« Si les réponses apportées par le médecin du travail postérieurement au constat d'inaptitude, sur les possibilités éventuelles de reclassement du salarié déclaré inapte, concourent à la justification par l'employeur de l'impossibilité de remplir cette obligation, elles ne dispensent pas cet employeur de toute recherche de reclassement ». C’est l’enseignement qui doit être tiré d’un arrêt rendu récemment par la Chambre sociale de la Cour de cassation (Cass. soc. 3 mai 2018, n°17-10234).
Explications.
Lorsqu'un salarié est déclaré inapte par le médecin du travail, l'employeur doit rechercher un poste de reclassement en tenant compte des préconisations du médecin du travail (articles. L. 1226-2 et L. 1226-10 du code du travail).
Il appartient à l'employeur, en cas d'incertitude sur l'aptitude du salarié à occuper l'emploi de reclassement proposé ou sur les postes disponibles compatibles avec les capacités résiduelles du salarié, de solliciter à nouveau le médecin du travail.
L'existence d'un dialogue entre l'employeur et le médecin du travail après l'avis d'inaptitude sur les postes de reclassement pouvant être proposés est un élément pris en compte par les juges pour en déduire que l'employeur a effectué des recherches sérieuses de reclassement et qu’il a ainsi respecté son obligation de reclassement (Cass. soc., 27 janv. 2016, n°14-20.852).

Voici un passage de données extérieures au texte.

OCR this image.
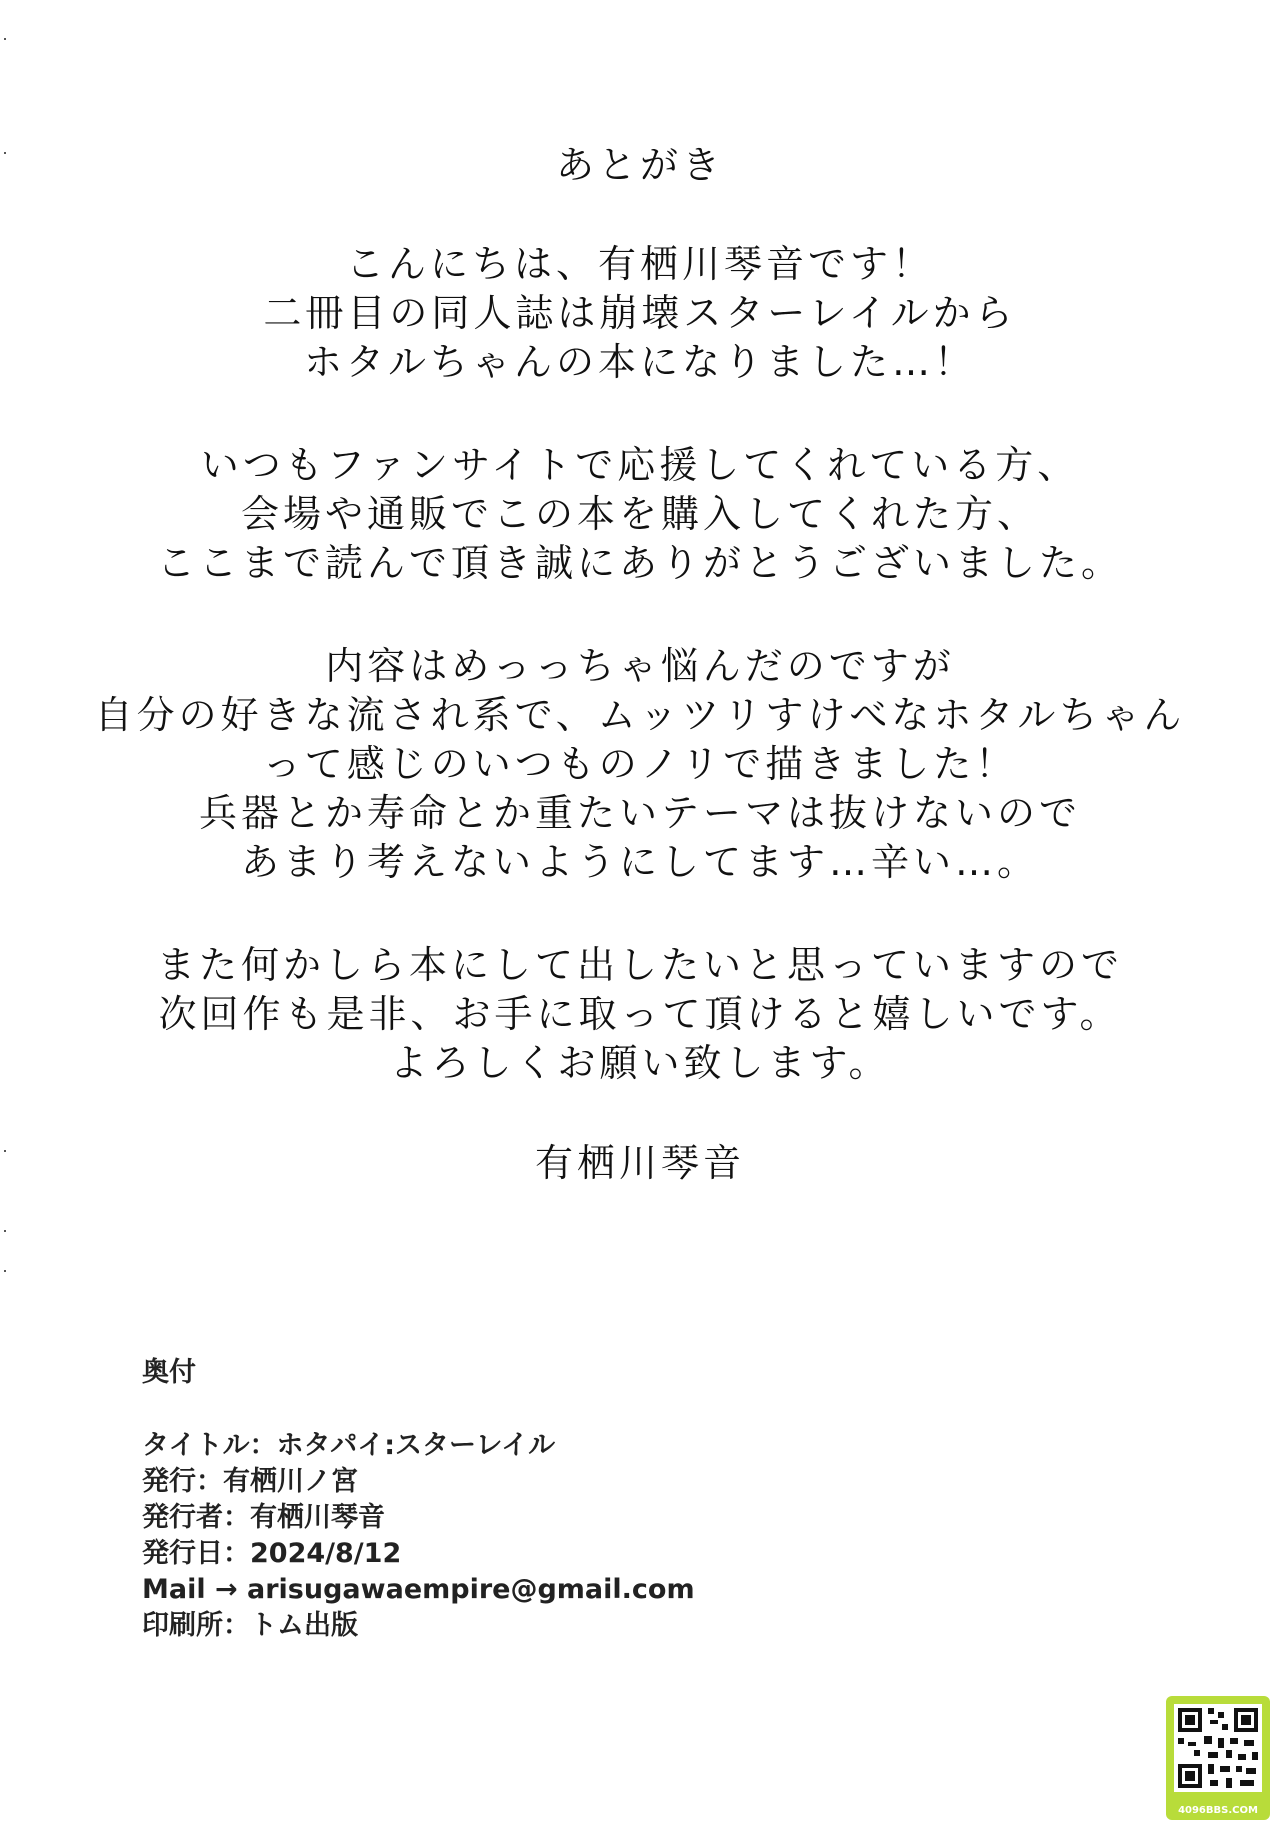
あとがき
こんにちは、有栖川琴音です！
二冊目の同人誌は崩壊スターレイルから
ホタルちゃんの本になりました…！
いつもファンサイトで応援してくれている方、
会場や通販でこの本を購入してくれた方、
ここまで読んで頂き誠にありがとうございました。
内容はめっっちゃ悩んだのですが
自分の好きな流され系で、ムッツリすけべなホタルちゃん
って感じのいつものノリで描きました！
兵器とか寿命とか重たいテーマは抜けないので
あまり考えないようにしてます…辛い…。
また何かしら本にして出したいと思っていますので
次回作も是非、お手に取って頂けると嬉しいです。
よろしくお願い致します。
有栖川琴音
奥付
タイトル：ホタパイ:スターレイル
発行：有栖川ノ宮
発行者：有栖川琴音
発行日：2024/8/12
Mail → arisugawaempire@gmail.com
印刷所：トム出版
4096BBS.COM
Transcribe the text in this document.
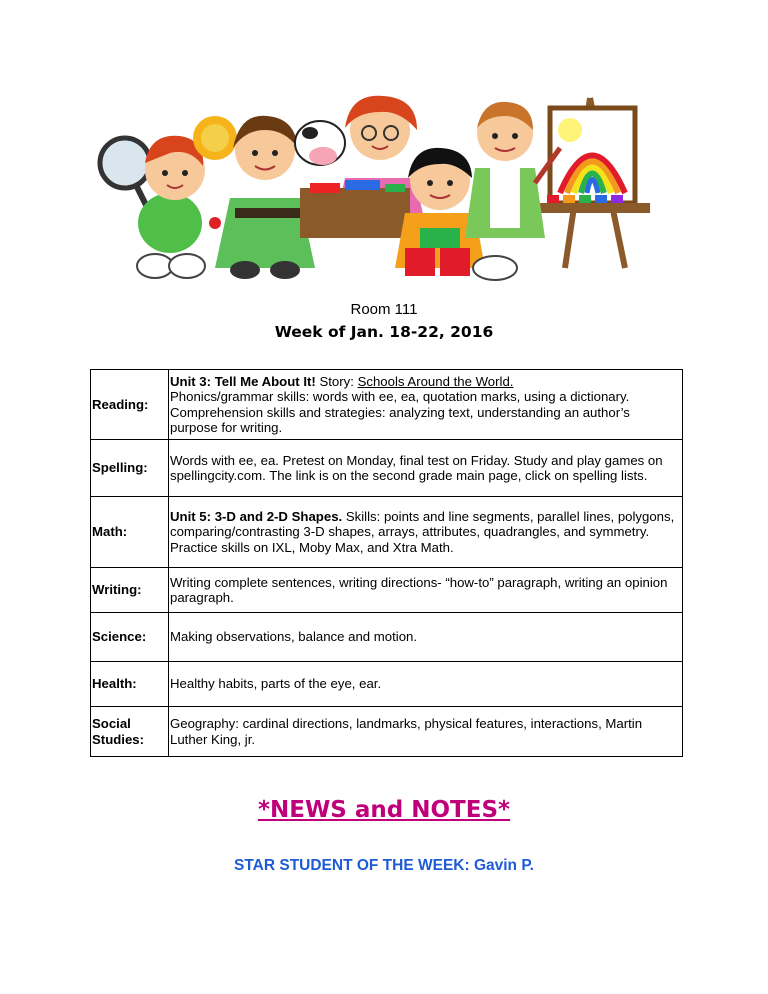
Room 111
Week of Jan. 18-22, 2016
Reading:	Unit 3: Tell Me About It! Story: Schools Around the World.
Phonics/grammar skills: words with ee, ea, quotation marks, using a dictionary. Comprehension skills and strategies: analyzing text, understanding an author’s purpose for writing.
Spelling:	Words with ee, ea. Pretest on Monday, final test on Friday. Study and play games on spellingcity.com. The link is on the second grade main page, click on spelling lists.
Math:	Unit 5: 3-D and 2-D Shapes. Skills: points and line segments, parallel lines, polygons, comparing/contrasting 3-D shapes, arrays, attributes, quadrangles, and symmetry.
Practice skills on IXL, Moby Max, and Xtra Math.
Writing:	Writing complete sentences, writing directions- “how-to” paragraph, writing an opinion paragraph.
Science:	Making observations, balance and motion.
Health:	Healthy habits, parts of the eye, ear.
Social Studies:	Geography: cardinal directions, landmarks, physical features, interactions, Martin Luther King, jr.
*NEWS and NOTES*
STAR STUDENT OF THE WEEK: Gavin P.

Toutefois cela ne suffit pas.
Dans son arrêt du 3 mai 2018, la Cour de cassation vient dire que, si, dans le cadre de ce dialogue, les réponses que le médecin du travail apporte après avoir constaté l'inaptitude du salarié sur les possibilités éventuelles de le reclasser concourent à la justification par l'employeur de l'impossibilité de remplir cette obligation, elles ne dispensent pas cet employeur de toute recherche de reclassement.
La Cour de cassation pose le principe d’une obligation de reclassement renforcée.
En l'espèce, après l'avis d'inaptitude d'un de ses salariés, l'employeur avait sollicité le médecin du travail afin d'être éclairé précisément sur l'existence d'activités ou de tâches compatibles avec l'état de santé du salarié. A la suite de la réponse négative du médecin du travail, l'employeur avait, dans ces conditions, procédé au licenciement pour inaptitude et impossibilité de reclassement du salarié.
Pour l'employeur, la réponse négative du médecin du travail suffisait à justifier l'impossibilité de reclassement.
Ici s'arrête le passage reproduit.